Armand’s First Letter. Amelia’s First Letter.
11 August 1016
I do apologize for springing young Luc on you with no warning—though you had said you would gladly receive him “at any time” when last we spoke. Had I written and asked, half-a-year would have gone by before he could have arrived at your door, half-a-year we can ill spare. Luc will provide you the details.
In truth I have no fear that he will receive a cold welcome from you; rather I fear that he will receive too warm a welcome, and could I have sent him directly to Grandmaster Netherington-Coates I would have done so. I beg you will keep him quiet in Norwich Street until his removal to the Guild Hall, and that thereafter you will not single him out, at least in public. It is for his own safety—though indeed he is dear to my heart, and I wish you could lavish all of the affection upon him that he deserves.
But he will explain all that.
I have been much taken up with affairs since my return to Bois-de-Bas, alas. I have had to be much involved with Armorican politics, far more than I would prefer, and putting the Wagonworks back on an even footing has taken up what time has remained—for it was quite at a stand-still without me, there being no other master formers here. I fear my poor Amelie has been quite out-of-patience with me!
But no more. The politics is at an end, at least until we have some response from His Majesty and the Cumbrian Parliament; and Lord Doncaster has assured me that his despatch concerning these matters will reach His Majesty in good time to knock parliamentary enthusiasms on their heads. May it be so!

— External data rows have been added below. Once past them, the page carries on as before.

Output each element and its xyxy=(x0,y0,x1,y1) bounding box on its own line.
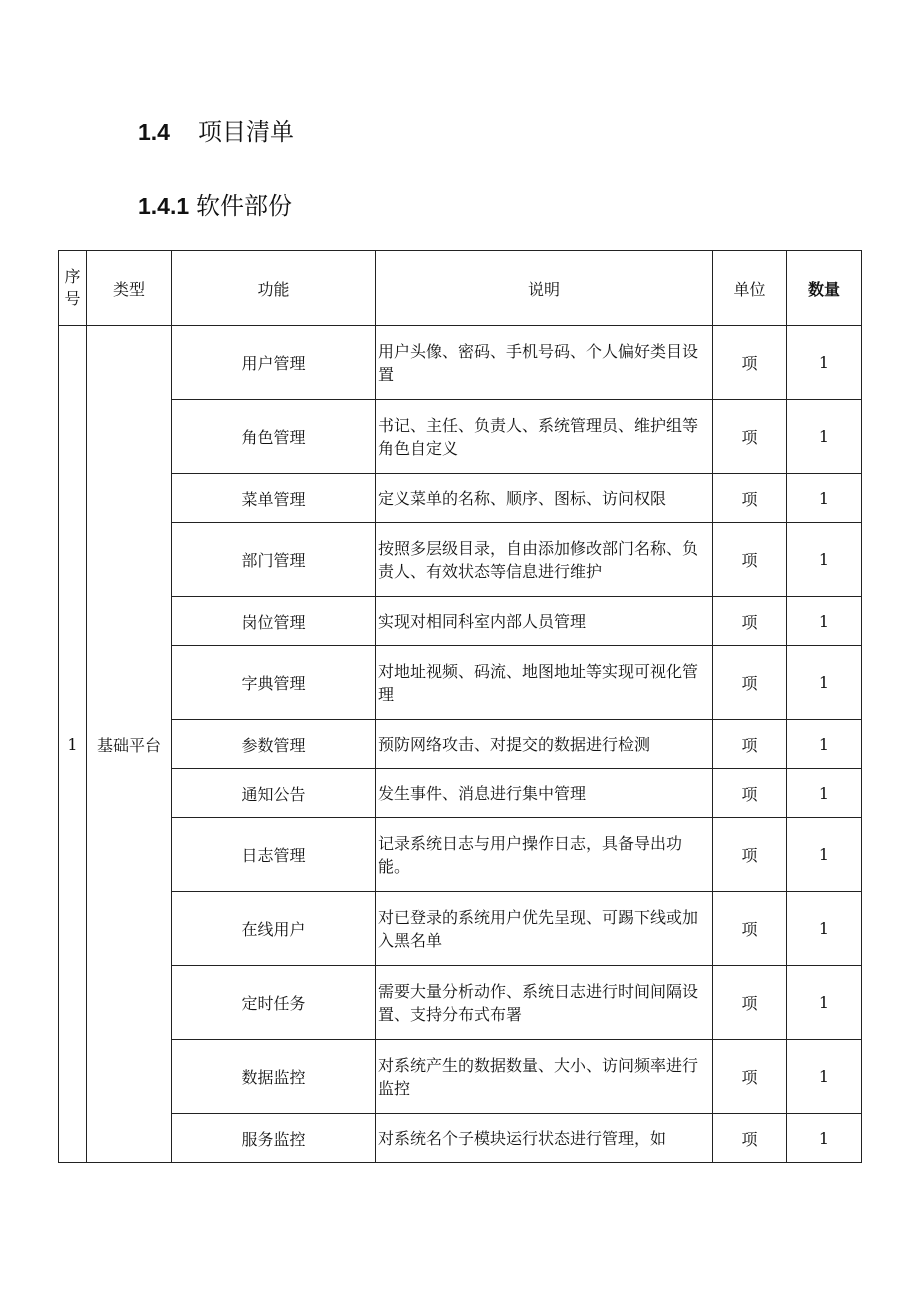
function-cell: 用户管理 xyxy=(172,326,376,400)
function-cell: 服务监控 xyxy=(172,1114,376,1163)
table-row xyxy=(59,523,862,597)
quantity-cell: 1 xyxy=(787,597,862,646)
section-heading xyxy=(138,117,294,147)
table-row xyxy=(59,818,862,892)
subsection-heading xyxy=(138,191,292,221)
quantity-cell: 1 xyxy=(787,474,862,523)
table-row xyxy=(59,892,862,966)
unit-cell: 项 xyxy=(713,400,787,474)
description-cell: 书记、主任、负责人、系统管理员、维护组等角色自定义 xyxy=(378,415,699,458)
unit-cell: 项 xyxy=(713,1114,787,1163)
function-cell: 菜单管理 xyxy=(172,474,376,523)
unit-cell: 项 xyxy=(713,769,787,818)
quantity-cell: 1 xyxy=(787,769,862,818)
table-row xyxy=(59,966,862,1040)
header-quantity: 数量 xyxy=(787,251,862,326)
subsection-title: 软件部份 xyxy=(196,192,292,220)
table-row xyxy=(59,646,862,720)
quantity-cell: 1 xyxy=(787,523,862,597)
project-items-table xyxy=(58,250,862,1163)
description-cell: 对系统名个子模块运行状态进行管理，如 xyxy=(378,1128,667,1148)
unit-cell: 项 xyxy=(713,966,787,1040)
function-cell: 日志管理 xyxy=(172,818,376,892)
quantity-cell: 1 xyxy=(787,400,862,474)
unit-cell: 项 xyxy=(713,818,787,892)
header-seq: 序号 xyxy=(59,251,87,326)
group-type: 基础平台 xyxy=(87,326,172,1163)
header-function: 功能 xyxy=(172,251,376,326)
unit-cell: 项 xyxy=(713,892,787,966)
description-cell: 按照多层级目录，自由添加修改部门名称、负责人、有效状态等信息进行维护 xyxy=(378,538,699,581)
quantity-cell: 1 xyxy=(787,892,862,966)
function-cell: 角色管理 xyxy=(172,400,376,474)
quantity-cell: 1 xyxy=(787,646,862,720)
function-cell: 定时任务 xyxy=(172,966,376,1040)
description-cell: 预防网络攻击、对提交的数据进行检测 xyxy=(378,734,651,754)
subsection-number: 1.4.1 xyxy=(138,193,190,219)
function-cell: 在线用户 xyxy=(172,892,376,966)
description-cell: 对已登录的系统用户优先呈现、可踢下线或加入黑名单 xyxy=(378,907,699,950)
description-cell: 对系统产生的数据数量、大小、访问频率进行监控 xyxy=(378,1055,699,1098)
header-type: 类型 xyxy=(87,251,172,326)
unit-cell: 项 xyxy=(713,720,787,769)
header-description: 说明 xyxy=(376,251,713,326)
unit-cell: 项 xyxy=(713,646,787,720)
table-row xyxy=(59,769,862,818)
quantity-cell: 1 xyxy=(787,1114,862,1163)
unit-cell: 项 xyxy=(713,523,787,597)
group-seq: 1 xyxy=(59,326,87,1163)
table-row xyxy=(59,1040,862,1114)
quantity-cell: 1 xyxy=(787,966,862,1040)
function-cell: 部门管理 xyxy=(172,523,376,597)
function-cell: 数据监控 xyxy=(172,1040,376,1114)
description-cell: 发生事件、消息进行集中管理 xyxy=(378,783,587,803)
unit-cell: 项 xyxy=(713,597,787,646)
description-cell: 记录系统日志与用户操作日志，具备导出功能。 xyxy=(378,833,683,876)
description-cell: 用户头像、密码、手机号码、个人偏好类目设置 xyxy=(378,341,699,384)
table-row xyxy=(59,400,862,474)
quantity-cell: 1 xyxy=(787,326,862,400)
function-cell: 字典管理 xyxy=(172,646,376,720)
table-row xyxy=(59,326,862,400)
section-title: 项目清单 xyxy=(198,118,294,146)
section-number: 1.4 xyxy=(138,119,170,145)
table-row xyxy=(59,1114,862,1163)
unit-cell: 项 xyxy=(713,1040,787,1114)
description-cell: 对地址视频、码流、地图地址等实现可视化管理 xyxy=(378,661,699,704)
table-row xyxy=(59,474,862,523)
table-row xyxy=(59,597,862,646)
table-header-row xyxy=(59,251,862,326)
function-cell: 岗位管理 xyxy=(172,597,376,646)
quantity-cell: 1 xyxy=(787,818,862,892)
function-cell: 参数管理 xyxy=(172,720,376,769)
quantity-cell: 1 xyxy=(787,1040,862,1114)
table-row xyxy=(59,720,862,769)
function-cell: 通知公告 xyxy=(172,769,376,818)
unit-cell: 项 xyxy=(713,326,787,400)
header-unit: 单位 xyxy=(713,251,787,326)
quantity-cell: 1 xyxy=(787,720,862,769)
description-cell: 定义菜单的名称、顺序、图标、访问权限 xyxy=(378,488,667,508)
unit-cell: 项 xyxy=(713,474,787,523)
description-cell: 需要大量分析动作、系统日志进行时间间隔设置、支持分布式布署 xyxy=(378,981,699,1024)
description-cell: 实现对相同科室内部人员管理 xyxy=(378,611,587,631)
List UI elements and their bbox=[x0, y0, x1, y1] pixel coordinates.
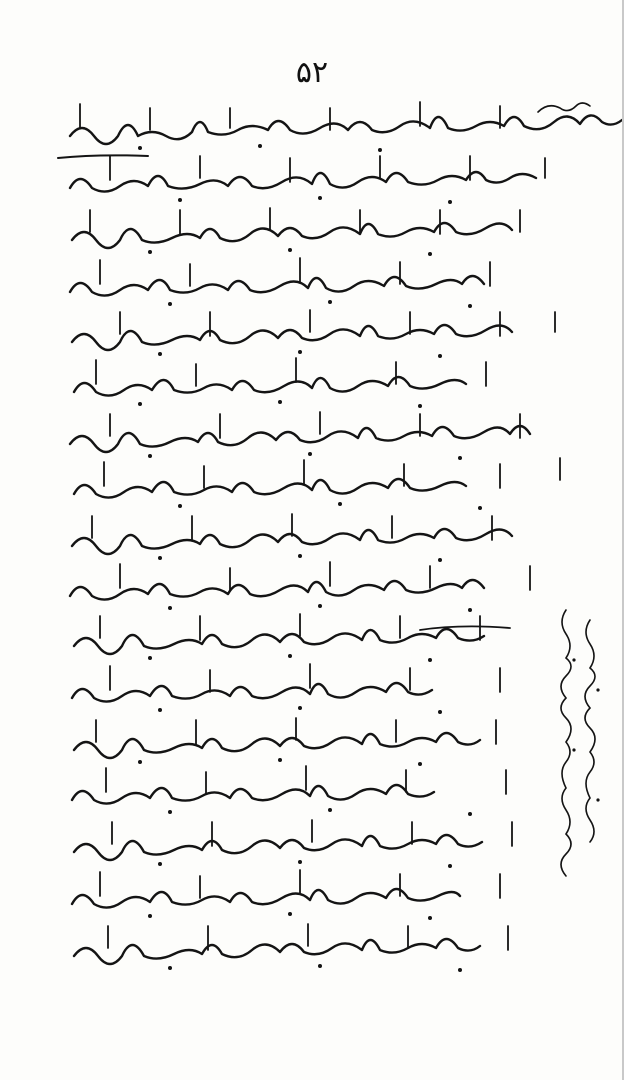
manuscript-line-12 bbox=[72, 664, 500, 702]
superscript-note bbox=[538, 103, 590, 112]
manuscript-line-11 bbox=[74, 614, 510, 654]
manuscript-line-10 bbox=[70, 562, 530, 600]
margin-note bbox=[552, 600, 612, 910]
manuscript-line-8 bbox=[74, 458, 560, 498]
manuscript-line-6 bbox=[74, 358, 486, 396]
manuscript-line-2 bbox=[70, 156, 545, 192]
manuscript-line-15 bbox=[74, 820, 512, 860]
manuscript-line-1 bbox=[70, 102, 622, 144]
manuscript-line-17 bbox=[74, 924, 508, 964]
manuscript-line-5 bbox=[72, 310, 555, 350]
manuscript-line-7 bbox=[70, 412, 530, 452]
manuscript-line-13 bbox=[74, 718, 496, 758]
page-number: ۵۲ bbox=[295, 55, 329, 90]
manuscript-line-4 bbox=[70, 258, 490, 296]
manuscript-line-9 bbox=[72, 514, 512, 554]
manuscript-line-3 bbox=[72, 208, 520, 248]
manuscript-line-14 bbox=[72, 766, 506, 804]
manuscript-line-16 bbox=[72, 870, 500, 908]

Furthermore, the Wagonworks is back in good order, so that I have been able to resume my habits as they were prior to coming out to attend to you and Father. Each week I spend two days at the Wagonworks doing the necessary and three days in my forming shop, meeting with customers and filling their needs. On those days I have time to attend to Bastien’s training, and already he is becoming quite the help to me. On He is hardening cookware as well as I or Luc could do, and has become a dab hand at assembling other items. On the sixth day I attend to my researches, and the seventh, of course, is the Sabbath.
But best of all I now have my evenings to spend with Amelie and my lovely Anne-Marie and Margaret Elise. Anne-Marie will be four years of age next month! I am glad to be home where I can read stories to my three ladies.
You will remember Madame Truc and Jacques-le-Souris; they are still with us, and continue to play the role that my Amelie’s father and mother would have played in their lives had they lived…though, I suppose, had they lived it is likely that I should still be unmarried, for as you might not know—I do not believe we have spoken of it—my marriage to Amelie was to some extent arranged. Her mother was gone, and her father was dying; I was regarded as no farmer, but a good man, and quite wasted as a goat-keeper; and so the ladies of the town threw us together so as to ensure the stability of Amelie’s father’s general store. I knew nothing of this until I was already completely smitten, though Amelie was in on it from the beginning, and I rejoice to say that I have no regrets.
Though possibly it would still have worked out; for even had M. Fabré lived, Amelie was of an age to marry and had become good friends with Marc Frontenac’s wife Élise.
But I wander—how delicious it is to have time to wander! As I was saying, my daughters rejoice in their grand-mère and grand-père; but I should wish them to rejoice in their grand-mama as well. My special project is well-in-hand, and I have hopes that I will be able to bring them to see you sooner rather than later, perhaps as early as next year.